Does Butte County have a new potential bridge rehab funding source?
BUTTE COUNTY — A new federal bridge grant program is offering counties within rural states a chance at a piece of a $225 million pie to fund necessary bridge repairs, something of which Butte County is in dire financial need.
The Federal Highway Administration announced in early September the opportunity for rural states to compete for $225 million in Competitive Highway Bridge Program (CHBP) grants.
By law, the funds are restricted to states with a population density of less than 100 people per square mile. Twenty-five states qualify, including South Dakota. Other states that qualify are: Alabama, Alaska, Arizona, Arkansas, Colorado, Idaho, Iowa, Kansas, Maine, Minnesota, Mississippi, Missouri, Montana, Nebraska, Nevada, New Mexico, North Dakota, Oklahoma, Oregon, Texas, Utah, Vermont, West Virginia, and Wyoming.
The funds must be used for highway bridge replacement or rehabilitation projects on public roads that leverage the efficiencies associated with “bundling” at least two highway bridge projects into a single contract. According to the administration’s press release about the program, “bundling projects will relieve rural bridge owners of administrative burden and capitalize on buying in bulk which will make it easier for bridge repairs or replacement projects to begin.”
Congress funded the CHBP grant program in the Consolidated Appropriations Act of 2018, from the U.S. Treasury’s General Fund.
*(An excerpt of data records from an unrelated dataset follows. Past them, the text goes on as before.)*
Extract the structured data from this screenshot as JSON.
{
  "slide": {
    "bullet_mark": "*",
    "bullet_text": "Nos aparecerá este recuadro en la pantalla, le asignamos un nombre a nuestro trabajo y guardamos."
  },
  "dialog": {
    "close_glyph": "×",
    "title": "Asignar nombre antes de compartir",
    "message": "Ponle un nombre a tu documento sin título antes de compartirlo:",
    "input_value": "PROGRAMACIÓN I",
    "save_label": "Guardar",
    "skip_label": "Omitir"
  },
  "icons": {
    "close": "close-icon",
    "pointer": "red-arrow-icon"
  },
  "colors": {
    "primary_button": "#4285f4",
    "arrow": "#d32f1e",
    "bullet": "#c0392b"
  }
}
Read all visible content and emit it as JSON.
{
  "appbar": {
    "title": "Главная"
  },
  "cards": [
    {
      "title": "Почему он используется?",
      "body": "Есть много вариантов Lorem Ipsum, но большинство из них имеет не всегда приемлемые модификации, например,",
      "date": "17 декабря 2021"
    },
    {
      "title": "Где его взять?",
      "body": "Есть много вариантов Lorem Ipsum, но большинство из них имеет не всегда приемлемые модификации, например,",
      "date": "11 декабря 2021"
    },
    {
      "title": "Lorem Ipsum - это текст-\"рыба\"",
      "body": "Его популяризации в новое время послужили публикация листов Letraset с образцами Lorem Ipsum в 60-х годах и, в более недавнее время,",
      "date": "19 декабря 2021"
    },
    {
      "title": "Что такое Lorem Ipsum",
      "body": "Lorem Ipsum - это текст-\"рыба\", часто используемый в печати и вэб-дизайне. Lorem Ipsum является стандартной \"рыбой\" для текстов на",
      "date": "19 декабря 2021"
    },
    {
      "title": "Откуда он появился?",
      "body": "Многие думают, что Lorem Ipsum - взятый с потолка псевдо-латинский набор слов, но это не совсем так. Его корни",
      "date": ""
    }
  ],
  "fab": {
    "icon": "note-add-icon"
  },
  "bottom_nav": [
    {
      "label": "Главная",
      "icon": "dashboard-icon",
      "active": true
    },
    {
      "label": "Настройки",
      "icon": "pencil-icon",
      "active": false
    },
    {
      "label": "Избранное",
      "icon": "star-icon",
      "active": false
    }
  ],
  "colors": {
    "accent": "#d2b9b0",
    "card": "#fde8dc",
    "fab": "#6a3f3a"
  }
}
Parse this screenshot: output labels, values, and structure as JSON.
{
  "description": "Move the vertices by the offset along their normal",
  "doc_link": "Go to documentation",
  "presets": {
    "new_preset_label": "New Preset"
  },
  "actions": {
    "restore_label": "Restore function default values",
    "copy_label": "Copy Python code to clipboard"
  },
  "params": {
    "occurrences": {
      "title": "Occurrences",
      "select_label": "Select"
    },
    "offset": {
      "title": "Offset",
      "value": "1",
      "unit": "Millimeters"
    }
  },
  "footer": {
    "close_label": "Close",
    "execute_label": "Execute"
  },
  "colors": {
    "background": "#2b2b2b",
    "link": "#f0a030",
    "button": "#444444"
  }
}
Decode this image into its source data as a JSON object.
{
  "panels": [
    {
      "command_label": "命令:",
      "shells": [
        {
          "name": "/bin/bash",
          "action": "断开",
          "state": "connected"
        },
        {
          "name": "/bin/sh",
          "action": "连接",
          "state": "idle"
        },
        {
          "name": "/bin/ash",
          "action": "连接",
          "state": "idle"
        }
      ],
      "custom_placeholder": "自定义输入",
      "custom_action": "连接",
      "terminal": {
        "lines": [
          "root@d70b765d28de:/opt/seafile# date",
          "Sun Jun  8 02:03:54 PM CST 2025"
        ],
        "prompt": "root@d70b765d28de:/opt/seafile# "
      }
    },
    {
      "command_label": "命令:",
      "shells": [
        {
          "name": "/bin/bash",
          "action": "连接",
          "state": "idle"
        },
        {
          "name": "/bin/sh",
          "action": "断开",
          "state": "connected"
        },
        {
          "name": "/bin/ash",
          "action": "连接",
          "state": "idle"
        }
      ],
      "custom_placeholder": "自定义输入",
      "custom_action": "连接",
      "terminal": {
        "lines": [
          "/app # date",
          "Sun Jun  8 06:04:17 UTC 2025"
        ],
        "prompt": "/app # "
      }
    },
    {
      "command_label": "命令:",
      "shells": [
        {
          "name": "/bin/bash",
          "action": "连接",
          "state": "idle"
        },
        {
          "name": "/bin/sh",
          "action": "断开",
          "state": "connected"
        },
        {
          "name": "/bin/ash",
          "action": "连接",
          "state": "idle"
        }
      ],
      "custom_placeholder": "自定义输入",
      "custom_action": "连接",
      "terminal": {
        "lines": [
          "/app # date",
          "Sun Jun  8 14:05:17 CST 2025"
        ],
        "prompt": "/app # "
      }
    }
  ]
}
Jason Hanson, with Brosz Engineering, the county’s contracted engineering firm, told the commission during Tuesday’s meeting that each state can submit only three applications for the entire state, and the program encourages and gives bundled projects priority consideration.
The state DOT, he said, already has one of the three applications it plans to submit selected, leaving two slots open for South Dakota.
“What they’re looking for are multiple bridges that show a cost benefit to the city, county, whatever,” Hanson said, adding that packaged or bundled projects have a higher likelihood for success.
“The catch is that the application process is pretty extensive … the state is not going to even do its own application; they’re hiring a consultant to put theirs together,” he said.
A consultant to help the county compile and submit an application is likely in the range of $30,000, Hanson said, and the risk would be on the county.
“If you guys do choose to go that way, (and) they do the application, you still run the risk that you don’t get chosen,” he said.
The grant, if awarded, would fund 80 percent of the project, requiring the county to front 20 percent.
“Now keep in mind, you can package together,” Hanson said. “Say you want to go in with Lawrence County and Meade County and maybe Perkins County with six, seven, eight bridges in one package deal.”
That way, Hanson said, the cost of the grant application gets spread amongst all the counties who pool in one application.
“The state (DOT) is probably going to get one for sure,” Hanson said. “Someone over East River is probably going to try and put a package together. There’s potential to do one out west, too.”
Hanson advised the commission to consider contacting area counties to gauge interest in going in on a bundled application together.
“If we can do that then I think it’s probably worth going after,” he said. “There’s only so many rural states that even qualify for this program, and that’s a huge chunk of money sitting there available.”
Commissioner Stan Harms agreed.
“I don’t think we should consider it as just Butte County, but if we could get in a compact (agreement) with four or five counties and get a big enough package, the state might be interested in making it one of their (selections); I would think it would be better to consider going along with that,” he said.
The potential funding opportunity, Hanson said, would likely be dispersed in the range of 2022-23.
The grant deadline is Dec. 4.
According to a 2015 report, one in five of the county’s bridges is in desperate need of repair or replacement, and another 20 bridges are not far behind. In other words, of the county’s 100 bridges, half of them are in need of almost immediate attention.
For the last three years, the county has participated in the Bridge Improvement Grant (BIG) program through the state of South Dakota for major rehabilitation and structure replacement.
To get a piece of the $9 million pie awarded annually for bridge and road repairs, counties are required to create and maintain a five-year road and bridge plan delineating proposed county road and bridge improvement plans.
The county opted not to apply for any BIG funds for 2019.